L-R: Zachary Quinto, Aimee Carrero, Graham Phillips, and Calista Flockhart in Edward Albee’s Who’s Afraid of Virginia Woolf? at Geffen Playhouse. Directed by Gordon Greenberg. | Credit: Justin Bettman

The Geffen Playhouse in Los Angeles presents Who’s Afraid of Virginia Woolf, with masterful performances by Zachery Quinto as George and Calista Flockhart as Martha. George and Martha are a middle-aged couple in New England in this classic work. He works at the university, and she’s the university president’s daughter. Martha invites a new professor and his wife over for a nightcap after a faculty party. This unwitting young couple is caught in the crossfire of George and Martha’s abusive emotional games as they drink far too much and taunt each other mercilessly.

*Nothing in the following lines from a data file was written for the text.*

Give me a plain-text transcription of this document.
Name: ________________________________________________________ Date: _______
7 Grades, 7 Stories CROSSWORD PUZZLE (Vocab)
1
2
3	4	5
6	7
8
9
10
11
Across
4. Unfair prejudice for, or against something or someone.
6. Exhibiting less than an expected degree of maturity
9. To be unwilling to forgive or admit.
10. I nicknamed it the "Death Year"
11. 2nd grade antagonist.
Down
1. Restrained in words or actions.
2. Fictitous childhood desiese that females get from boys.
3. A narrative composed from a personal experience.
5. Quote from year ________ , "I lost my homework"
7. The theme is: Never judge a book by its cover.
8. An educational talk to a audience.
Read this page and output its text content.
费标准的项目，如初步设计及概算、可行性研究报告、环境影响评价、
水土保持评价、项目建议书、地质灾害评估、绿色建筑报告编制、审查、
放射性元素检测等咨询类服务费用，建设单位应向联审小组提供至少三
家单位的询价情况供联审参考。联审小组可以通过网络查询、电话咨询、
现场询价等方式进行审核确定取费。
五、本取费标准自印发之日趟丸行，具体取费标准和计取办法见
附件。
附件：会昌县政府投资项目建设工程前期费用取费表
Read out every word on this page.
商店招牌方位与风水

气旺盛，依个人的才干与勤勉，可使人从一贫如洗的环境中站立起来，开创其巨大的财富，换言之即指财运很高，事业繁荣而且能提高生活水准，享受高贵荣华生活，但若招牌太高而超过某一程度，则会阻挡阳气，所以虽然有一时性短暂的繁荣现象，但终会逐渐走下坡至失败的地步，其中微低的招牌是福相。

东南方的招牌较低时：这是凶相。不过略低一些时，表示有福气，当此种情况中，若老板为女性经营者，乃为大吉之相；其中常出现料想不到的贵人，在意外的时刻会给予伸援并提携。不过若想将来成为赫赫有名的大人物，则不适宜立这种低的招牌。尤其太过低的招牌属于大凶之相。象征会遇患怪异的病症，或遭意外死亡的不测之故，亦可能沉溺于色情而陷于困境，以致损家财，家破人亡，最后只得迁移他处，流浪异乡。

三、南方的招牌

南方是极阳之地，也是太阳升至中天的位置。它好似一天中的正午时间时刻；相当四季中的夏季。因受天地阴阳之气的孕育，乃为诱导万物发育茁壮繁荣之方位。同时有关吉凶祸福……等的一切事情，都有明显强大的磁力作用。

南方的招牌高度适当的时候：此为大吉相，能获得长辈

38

This play about dysfunctional marriage was written by Edward Albee in the early 1960s, coinciding with the absurdist theater movement (as opposed to naturalism on stage) — which explains a lot. The fights are circular and often inundated with illusions and falsehoods, leaving huge questions at the end of the performance as to what version of the truth George and Martha are spinning throughout the play.

The actors are so engrossed in their roles as warring lovers that one expects violence to break out at any moment. They keep the tension at its peak for the entirety of their performances. It’s an exceedingly well-written play, fast and witty and piercingly cruel. By the time the young couple can extract themselves from the situation, it’s been three hours of this circus. It becomes clear that while George and Martha have wild contempt for each other, there’s love there as well. They have a partnership that, while complicated and disquieting, seems to work for them since both seem to enjoy their twisted emotional competitions — especially when they have an audience.

Directed by Gordon Greenberg, everything about this production alludes to dysfunction and the wavering between manic glory at winning an argument and the desperation of loss. From the slanted ceilings that give the small stage a feeling of the askew to the mess in the apartment from broken glasses and destroyed flower arrangements, Who’s Afraid of Virginia Woolf offers conflict, confusion, and chaos in an excellently produced theatrical package.